Young Dudley and Henry Rogers, their fighting blood aroused by the realistic portrayal, sat by with kindling eyes and quickened pulses, while each in his heart pictured some deed of daring heroism which himself might have achieved had he been in that memorable battle.
Mrs. Rogers' sewing lay unheeded in her lap as she rocked slowly to and fro, her gaze fixed upon the fire.
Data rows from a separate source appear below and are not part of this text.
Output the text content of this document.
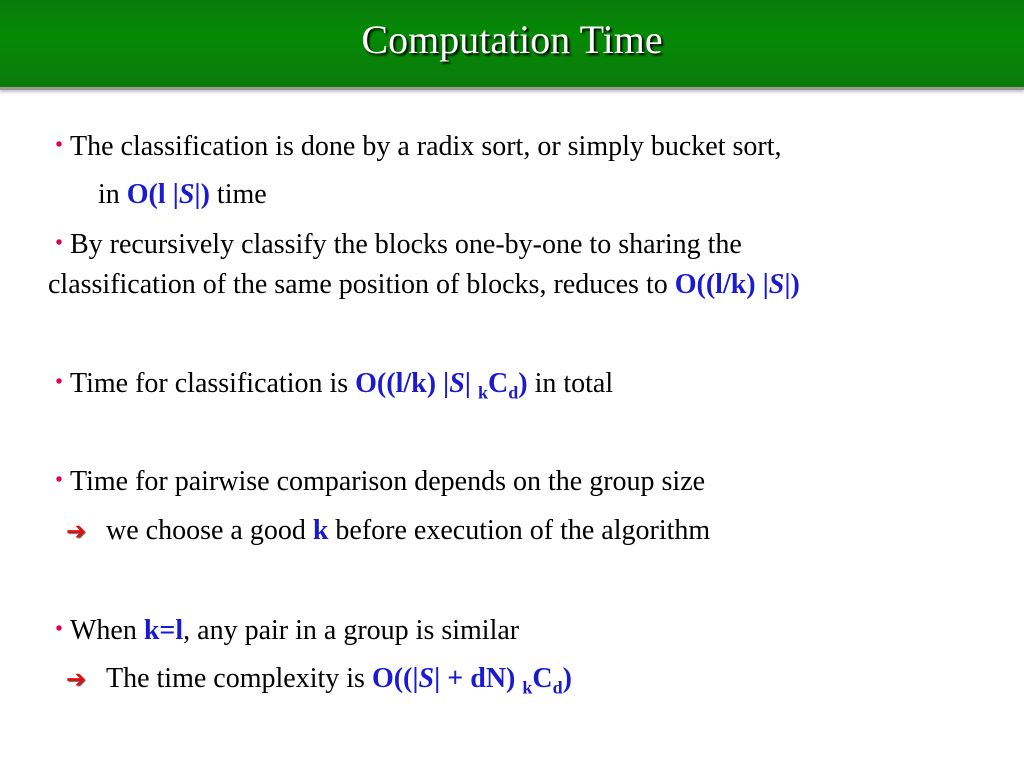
Computation Time
• The classification is done by a radix sort, or simply bucket sort,
in O(l |S|) time
• By recursively classify the blocks one-by-one to sharing the
classification of the same position of blocks, reduces to O((l/k) |S|)
• Time for classification is O((l/k) |S| $_kC_d$) in total
• Time for pairwise comparison depends on the group size
➔ we choose a good k before execution of the algorithm
• When k=l, any pair in a group is similar
➔ The time complexity is O((|S| + dN) $_kC_d$)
She, too, was painting pictures and seeing visions of the long ago—pictures which included not only the heroic band of Kentucky's defenders in the midst of the bloody horrors of that battlefield, but also that band of devoted women shut up alone with their helpless little ones in that lonely station, not knowing what terrible fate was befalling husbands, brothers, kinsmen out in the wilderness, nor what even greater evils from lurking foes might at any moment beset themselves within their stockade fortress; and her brave lip trembled and the visions in the fire became dimmed and blurred as she thought of that terrible ride under the scorching rays of the August sun, and of the eighteen-months-old babe, her little William, who, already ailing before the departure from Houston's, and unable to bear the merciless heat of the long journey, had died in her arms at Bryan's two days later—hours before her husband returned from that ill-fated march to the Licking.
"No," she thought, as she wiped the tears from her eyes, and resumed her sewing, "our men didn't hev all the strugglin's an' the trials; we women fought our battles, too; an' ours, afteh all, wuz the hardest parts."